The final insight that the adaptive market hypothesis provides is that one doesn’t necessarily need to take on more risk to achieve return. Managed-futures strategies can be less volatile than the stock market yet still achieve stock market-like returns. The Morningstar MSCI Systematic Trading Hedge Fund Index, an index of momentum-tracking hedge funds in Morningstar's database, has gained an annualized 6.2%, compared with 5.3% for the S&P 500, over the last 10 years. It has also exhibited superior risk-adjusted returns.
Investing in an Adaptive Market
Natixis ASG Managed Futures Strategy AMFAX, which is managed
by Andrew Lo, partially bases its investment process on the adaptive market
hypothesis.
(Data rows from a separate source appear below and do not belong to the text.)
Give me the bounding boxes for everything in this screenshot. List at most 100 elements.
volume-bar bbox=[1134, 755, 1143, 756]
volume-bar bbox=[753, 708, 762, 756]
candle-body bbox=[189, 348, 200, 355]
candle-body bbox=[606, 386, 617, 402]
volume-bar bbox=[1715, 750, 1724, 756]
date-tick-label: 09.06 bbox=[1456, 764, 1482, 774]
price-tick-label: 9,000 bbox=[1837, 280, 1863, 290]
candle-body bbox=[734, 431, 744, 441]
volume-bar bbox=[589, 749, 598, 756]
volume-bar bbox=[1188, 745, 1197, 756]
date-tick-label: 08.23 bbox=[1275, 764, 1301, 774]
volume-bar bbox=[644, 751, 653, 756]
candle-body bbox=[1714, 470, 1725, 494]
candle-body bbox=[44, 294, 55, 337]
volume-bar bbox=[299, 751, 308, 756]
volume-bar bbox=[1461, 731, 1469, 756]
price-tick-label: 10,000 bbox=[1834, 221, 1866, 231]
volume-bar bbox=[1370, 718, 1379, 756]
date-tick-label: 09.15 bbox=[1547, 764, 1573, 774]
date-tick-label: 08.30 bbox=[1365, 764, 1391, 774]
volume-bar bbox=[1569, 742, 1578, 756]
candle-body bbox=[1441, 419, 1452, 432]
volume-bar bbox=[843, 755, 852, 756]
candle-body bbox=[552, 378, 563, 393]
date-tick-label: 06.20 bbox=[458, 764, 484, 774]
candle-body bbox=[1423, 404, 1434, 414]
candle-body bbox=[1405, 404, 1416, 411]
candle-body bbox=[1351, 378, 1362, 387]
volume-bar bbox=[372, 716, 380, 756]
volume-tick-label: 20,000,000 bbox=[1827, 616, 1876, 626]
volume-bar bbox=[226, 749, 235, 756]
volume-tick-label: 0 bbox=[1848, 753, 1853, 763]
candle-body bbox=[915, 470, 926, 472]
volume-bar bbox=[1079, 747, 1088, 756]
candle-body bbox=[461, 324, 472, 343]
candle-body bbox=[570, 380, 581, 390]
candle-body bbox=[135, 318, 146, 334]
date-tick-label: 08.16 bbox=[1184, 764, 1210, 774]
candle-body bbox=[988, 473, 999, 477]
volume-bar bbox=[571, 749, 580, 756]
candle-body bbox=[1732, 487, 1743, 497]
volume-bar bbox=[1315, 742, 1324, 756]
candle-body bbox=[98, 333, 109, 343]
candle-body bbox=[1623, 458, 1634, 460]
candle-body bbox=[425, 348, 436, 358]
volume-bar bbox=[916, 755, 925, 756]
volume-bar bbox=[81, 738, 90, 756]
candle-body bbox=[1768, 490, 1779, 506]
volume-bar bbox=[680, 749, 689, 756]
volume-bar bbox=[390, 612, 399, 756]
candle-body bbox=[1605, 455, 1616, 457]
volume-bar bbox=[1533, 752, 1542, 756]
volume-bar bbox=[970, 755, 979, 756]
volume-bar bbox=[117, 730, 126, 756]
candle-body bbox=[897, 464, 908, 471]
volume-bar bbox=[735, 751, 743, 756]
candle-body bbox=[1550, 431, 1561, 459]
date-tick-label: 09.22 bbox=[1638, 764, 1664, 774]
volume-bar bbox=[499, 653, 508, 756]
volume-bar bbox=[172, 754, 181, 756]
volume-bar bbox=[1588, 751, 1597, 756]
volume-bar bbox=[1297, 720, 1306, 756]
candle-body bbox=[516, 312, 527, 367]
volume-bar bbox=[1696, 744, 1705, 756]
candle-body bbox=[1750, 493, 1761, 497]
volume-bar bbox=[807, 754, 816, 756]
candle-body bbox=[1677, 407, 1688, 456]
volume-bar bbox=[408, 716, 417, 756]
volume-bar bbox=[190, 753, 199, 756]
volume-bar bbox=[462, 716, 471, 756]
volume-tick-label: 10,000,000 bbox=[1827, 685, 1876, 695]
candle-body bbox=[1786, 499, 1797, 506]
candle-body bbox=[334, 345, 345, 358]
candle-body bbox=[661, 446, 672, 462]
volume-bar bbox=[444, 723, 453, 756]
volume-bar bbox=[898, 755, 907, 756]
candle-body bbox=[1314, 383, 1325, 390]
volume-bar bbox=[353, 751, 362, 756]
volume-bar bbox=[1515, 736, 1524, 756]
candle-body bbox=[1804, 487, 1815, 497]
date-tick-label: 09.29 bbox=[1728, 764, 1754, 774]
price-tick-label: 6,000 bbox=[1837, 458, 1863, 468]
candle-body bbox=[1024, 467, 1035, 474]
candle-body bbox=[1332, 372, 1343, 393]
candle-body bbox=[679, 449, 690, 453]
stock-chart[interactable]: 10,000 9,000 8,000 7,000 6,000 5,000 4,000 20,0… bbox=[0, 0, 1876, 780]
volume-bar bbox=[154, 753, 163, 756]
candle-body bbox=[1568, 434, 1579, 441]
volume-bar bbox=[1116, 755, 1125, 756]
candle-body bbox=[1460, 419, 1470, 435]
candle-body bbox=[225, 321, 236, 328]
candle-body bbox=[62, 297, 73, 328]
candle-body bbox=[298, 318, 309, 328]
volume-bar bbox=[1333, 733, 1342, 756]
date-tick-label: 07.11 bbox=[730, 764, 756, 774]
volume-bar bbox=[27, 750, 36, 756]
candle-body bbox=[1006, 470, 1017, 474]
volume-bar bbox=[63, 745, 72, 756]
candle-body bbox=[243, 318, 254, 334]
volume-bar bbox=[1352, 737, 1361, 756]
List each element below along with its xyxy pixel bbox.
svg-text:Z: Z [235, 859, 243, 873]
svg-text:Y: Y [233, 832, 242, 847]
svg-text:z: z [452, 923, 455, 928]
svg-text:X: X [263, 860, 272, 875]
The fund attempts to spot short- and medium-term price trends by
looking at tens of thousands of historical trends and pinpointing the ones that
have worked most recently. Other managed-futures mutual funds may rely on a
single or static set of trend identifiers or trading processes that management
believes will work for the foreseeable future. Though the Natixis ASG Managed Futures
Strategy fund still generally relies on momentum, which can fall in and out of favor,
its dynamic process means it adapts to changes when market participants and
investor preferences change. During 2011, for instance, managed-futures funds
were whipsawed by extreme price reversals. This fund performed significantly
better than its peers (it went up 0.25% compared with a loss of 6.9% for the
category for 2011), as the fund bounced back better than other futures funds when
the market suddenly changed directions.
How Investors Can Adapt
Many studies have been written about market anomalies and
inefficiencies, such as with small-cap stocks, or even value investing. Many
alternative funds, such as arbitrage funds or managed-futures funds, take
advantage of these market inefficiencies, but they may not work in every
environment. The best solution is to diversify among alternative strategies and
select the managers with the most forward and innovative thinking.